Il senso dei tre racconti Questi tre racconti dividono l’asse del tempo diversamente. Il primo si concentra su aspetti fenomenici e si scontra con una questione quasi insolubile: riusciamo a conoscere la realtà solo attraverso le sue rappresentazioni. Tenta di mostrare come la città si è trasformata servendosi di studi e ricerche. Il secondo si concentra sul ruolo del progetto e cerca di mostrare che la città del XX secolo si è trasformata anche perché immaginari e pratiche costruttive sono mutati e che, in questo cambiamento, il ruolo del progetto urbanistico e di architettura non è stato irrilevante. Il secondo si concentra sul ruolo dell’individuo: egli è alla continua ricerca del benessere individuale e collettivo; è il racconto di come questa ricerca abbia influito sulle trasformazioni dello spazio abitabile europeo e, in particolare, sulle trasformazioni della città. Le linee temporali dei tre racconti non coincidono con eventi che hanno segnato la storia economica, sociale e politica del secolo, perché la città non cambia immediatamente a seguito di questi evento. Questi tre racconti costruiscono tre differenti bacini semantici nei quali il futuro della città è disegnato rispettivamente dalla paura, dall’immaginazione, mentre il passato è disegnato da nostalgia e dalla volontà di separarsene.
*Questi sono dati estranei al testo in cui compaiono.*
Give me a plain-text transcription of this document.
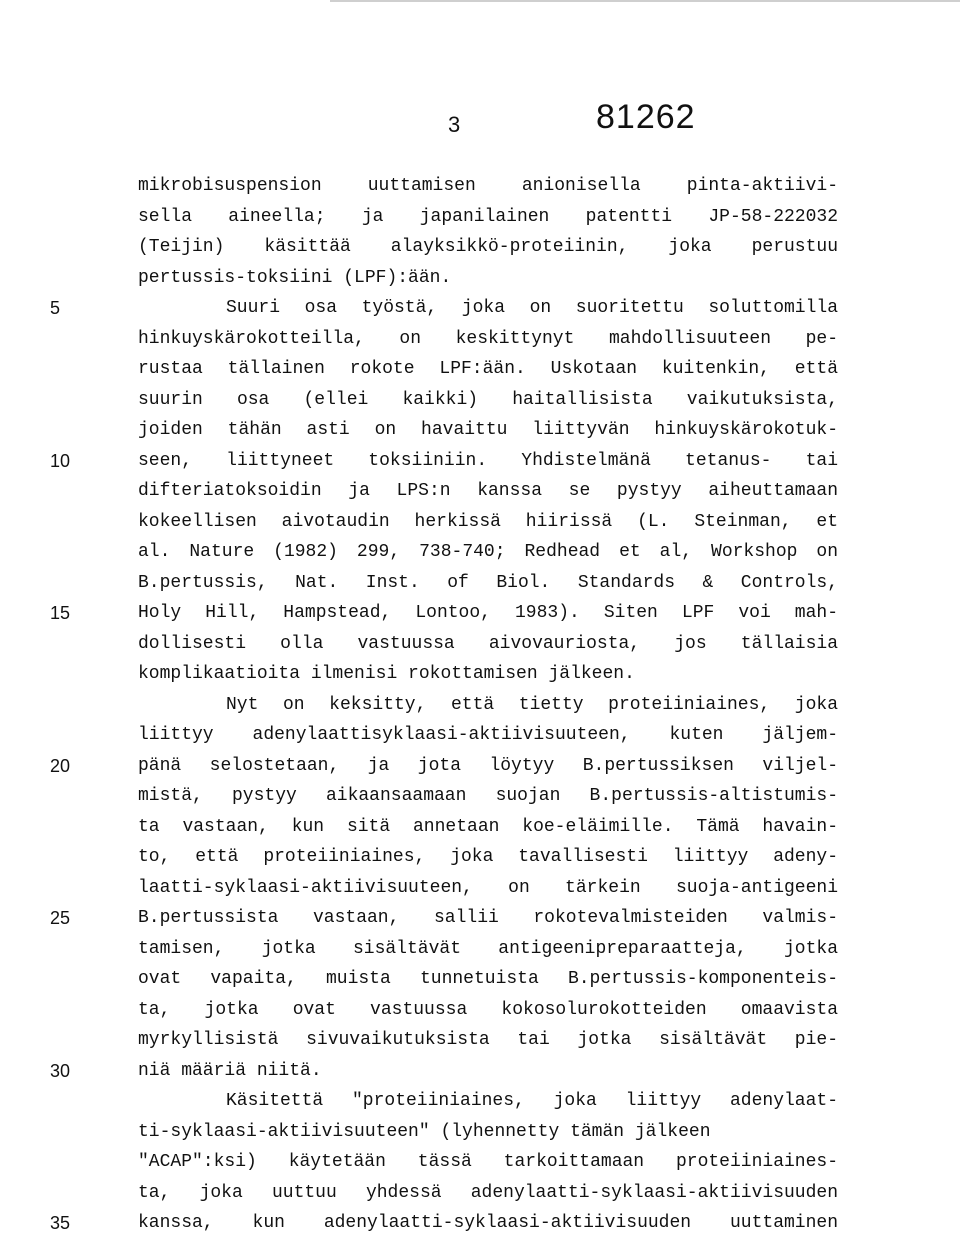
3	81262
mikrobisuspension uuttamisen anionisella pinta-aktiivi-
sella aineella; ja japanilainen patentti JP-58-222032
(Teijin) käsittää alayksikkö-proteiinin, joka perustuu
pertussis-toksiini (LPF):ään.
Suuri osa työstä, joka on suoritettu soluttomilla
hinkuyskärokotteilla, on keskittynyt mahdollisuuteen pe-
rustaa tällainen rokote LPF:ään. Uskotaan kuitenkin, että
suurin osa (ellei kaikki) haitallisista vaikutuksista,
joiden tähän asti on havaittu liittyvän hinkuyskärokotuk-
seen, liittyneet toksiiniin. Yhdistelmänä tetanus- tai
difteriatoksoidin ja LPS:n kanssa se pystyy aiheuttamaan
kokeellisen aivotaudin herkissä hiirissä (L. Steinman, et
al. Nature (1982) 299, 738-740; Redhead et al, Workshop on
B.pertussis, Nat. Inst. of Biol. Standards & Controls,
Holy Hill, Hampstead, Lontoo, 1983). Siten LPF voi mah-
dollisesti olla vastuussa aivovauriosta, jos tällaisia
komplikaatioita ilmenisi rokottamisen jälkeen.
Nyt on keksitty, että tietty proteiiniaines, joka
liittyy adenylaattisyklaasi-aktiivisuuteen, kuten jäljem-
pänä selostetaan, ja jota löytyy B.pertussiksen viljel-
mistä, pystyy aikaansaamaan suojan B.pertussis-altistumis-
ta vastaan, kun sitä annetaan koe-eläimille. Tämä havain-
to, että proteiiniaines, joka tavallisesti liittyy adeny-
laatti-syklaasi-aktiivisuuteen, on tärkein suoja-antigeeni
B.pertussista vastaan, sallii rokotevalmisteiden valmis-
tamisen, jotka sisältävät antigeenipreparaatteja, jotka
ovat vapaita, muista tunnetuista B.pertussis-komponenteis-
ta, jotka ovat vastuussa kokosolurokotteiden omaavista
myrkyllisistä sivuvaikutuksista tai jotka sisältävät pie-
niä määriä niitä.
Käsitettä "proteiiniaines, joka liittyy adenylaat-
ti-syklaasi-aktiivisuuteen" (lyhennetty tämän jälkeen
"ACAP":ksi) käytetään tässä tarkoittamaan proteiiniaines-
ta, joka uuttuu yhdessä adenylaatti-syklaasi-aktiivisuuden
kanssa, kun adenylaatti-syklaasi-aktiivisuuden uuttaminen
5
10
15
20
25
30
35
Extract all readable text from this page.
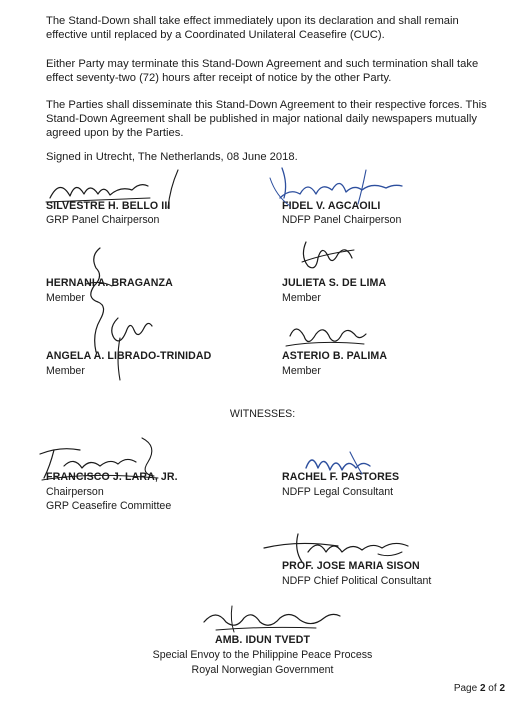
The Stand-Down shall take effect immediately upon its declaration and shall remain effective until replaced by a Coordinated Unilateral Ceasefire (CUC).

Either Party may terminate this Stand-Down Agreement and such termination shall take effect seventy-two (72) hours after receipt of notice by the other Party.

The Parties shall disseminate this Stand-Down Agreement to their respective forces. This Stand-Down Agreement shall be published in major national daily newspapers mutually agreed upon by the Parties.

Signed in Utrecht, The Netherlands, 08 June 2018.

SILVESTRE H. BELLO III
GRP Panel Chairperson
FIDEL V. AGCAOILI
NDFP Panel Chairperson
HERNANI A. BRAGANZA
Member
JULIETA S. DE LIMA
Member
ANGELA A. LIBRADO-TRINIDAD
Member
ASTERIO B. PALIMA
Member
WITNESSES:
FRANCISCO J. LARA, JR.
Chairperson
GRP Ceasefire Committee
RACHEL F. PASTORES
NDFP Legal Consultant
PROF. JOSE MARIA SISON
NDFP Chief Political Consultant
AMB. IDUN TVEDT
Special Envoy to the Philippine Peace Process
Royal Norwegian Government
Page 2 of 2
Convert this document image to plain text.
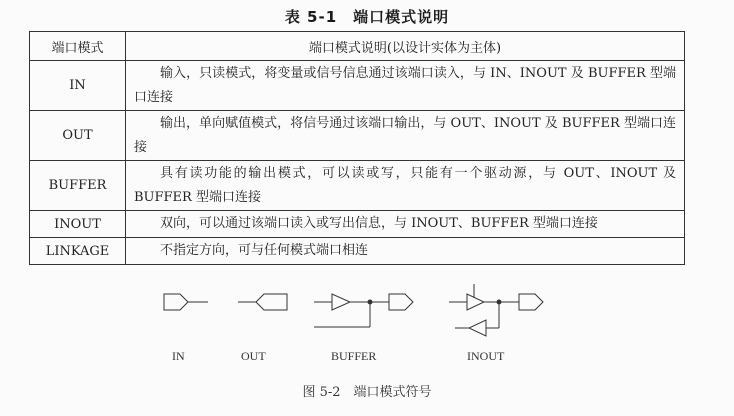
表 5-1　端口模式说明
端口模式	端口模式说明(以设计实体为主体)
IN	输入，只读模式，将变量或信号信息通过该端口读入，与 IN、INOUT 及 BUFFER 型端口连接
OUT	输出，单向赋值模式，将信号通过该端口输出，与 OUT、INOUT 及 BUFFER 型端口连接
BUFFER	具有读功能的输出模式，可以读或写，只能有一个驱动源，与 OUT、INOUT 及 BUFFER 型端口连接
INOUT	双向，可以通过该端口读入或写出信息，与 INOUT、BUFFER 型端口连接
LINKAGE	不指定方向，可与任何模式端口相连
IN	OUT	BUFFER	INOUT
图 5-2　端口模式符号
Al cuore dei tre racconti c’è, secondo Secchi, il problema della libertà individuale e collettiva. Esempi: - Siena è costituita da spazi urbani e di significati che il passato ci ha trasmesso; è il mito di una città e di una comunità perduta. - Les Hauts de Rouen propongono un tema diverso: quello della distanza che intercorre tra riflessioni, progetti e realizzazioni della “grande generazione”, tra i grandi esempi dell’architettura e dell’urbanistica moderna nella parte centrale del secolo e la folla oscura delle realizzazioni che cercano di seguirne e interpretarne i risultati. - Milton Keynes propone una riflessione sulla politica delle new towns. Essa vuole essere la rappresentazione di una progettazione ecologicamente corretta e che reinterpreti una tradizione progettuale maturata durante quasi un secolo di esperimenti. - la North Western Metropolitan Area (NWMA) propone un interrogativo. Nella Delta region, compresa tra Amsterdam, Rotterdam, Anversa e Bruxelles, si è venuta formando, creando una città aperta, diffusa dispersa.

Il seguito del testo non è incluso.